35. The first law of thermodynamics

The first law of thermodynamics is a version of the law of conservation of energy, adapted for thermodynamic systems. The law of conservation of energy states that the total energy of an isolated system is constant; energy can be transformed from one form to another, but cannot be created or destroyed. The first law is often formulated by stating that the change in theinternal energy of a closed system is equal to the amount of heat supplied to the system, minus the amount of work done by the system on its surroundings. Equivalently, perpetual motion machines of the first kind are impossible.

36. Internal energy of thermodynamic system

Internal energy - adopted in continuum physics, thermodynamics and statistical physics, the name for that part of the total energy of a thermodynamic system, which does not depend on the choice of reference and that in the framework of the problem, may change. That is, for equilibrium processes in the frame, relative to which the center of mass is considered a macroscopic object is at rest, and the change in the total internal energy is always the same. List the components of the total energy entering into the internal energy is not constant and depends on the task at hand. In other words, the internal energy - it is not a specific type of energy , and the set of the variable components of the total energy that should be considered in a particular situation.

The internal energy U of a given state of the system is determined relative to that of a standard state of the system, by adding up the macroscopic transfers of energy that accompany a change of state from the reference state to the given state:

37. Give definition of work. Work in isoprocess and cycles.

In physics, a force is said to do work if, when acting on a body, there is a displacement of the point of application in the direction of the force.

In thermodynamics, work performed by a system is the energy transferred by the system to another that is accounted for by changes in the external generalized mechanical constraints on the system. As such, thermodynamic work is a generalization of the concept of mechanical work in physics.

Working gas in the thermodynamic processes is the integral of pressure over the volume. This immediately follows. that a prerequisite for doing work is a change in the volume:

1) isochoric process: A = 0.

2) isobaric process: A = p (V2-V1).

3) an isothermal process: A = pVln (V2 / V1).

4) The adiabatic (isentropic) Process: A = p1V1 / (k-1) (1- (V1 / v2) ^ (k-1)), where k = Cp / Cv - adiabatic index.

38.First law of thermodynamics to isoprocess.

The isochoric process (V = const) does not make gas work, A = 0. Therefore,

Q = ΔU = U (T2) - U (T1).

Here, U (T1) and U (T2) - the internal energy of the gas in the initial and final states. The internal energy of an ideal gas depends only on the temperature (Joule). At isochoric heating heat absorbed by the gas (Q> 0), and its internal energy increases. Upon cooling, the heat is given to external bodies (Q <0).

The isobaric process (p = const) the work done by the gas, expressed by the ratio

A = p (V2 - V1) = p ΔV.

The first law of thermodynamics for isobaric process provides:

Q = U (T2) - U (T1) + p (V2 - V1) = ΔU + p ΔV.

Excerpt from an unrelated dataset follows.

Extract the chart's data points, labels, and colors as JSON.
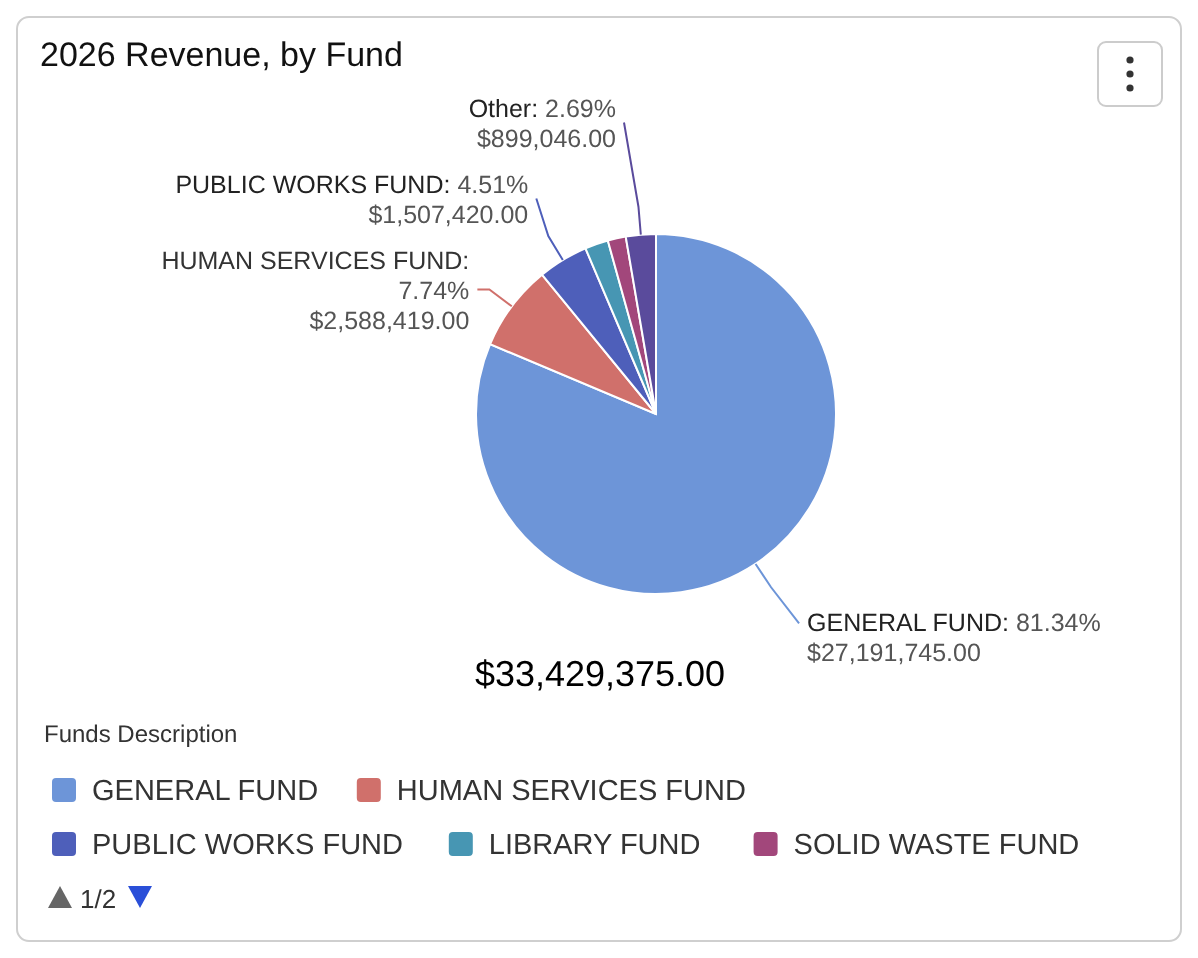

With isobaric expansion Q> 0 - heat absorbed by the gas, and the gas performs work. With isobaric compression Q <0 - heat given external bodies. In this case A <0. The temperature of the gas at reduced isobaric compression, T2 <T1; internal energy decreases, ΔU <0.

The isothermal process gas temperature does not change and is not changed and the internal energy of the gas, ΔU = 0.

The first law of thermodynamics for isothermal process is expressed by Q = A.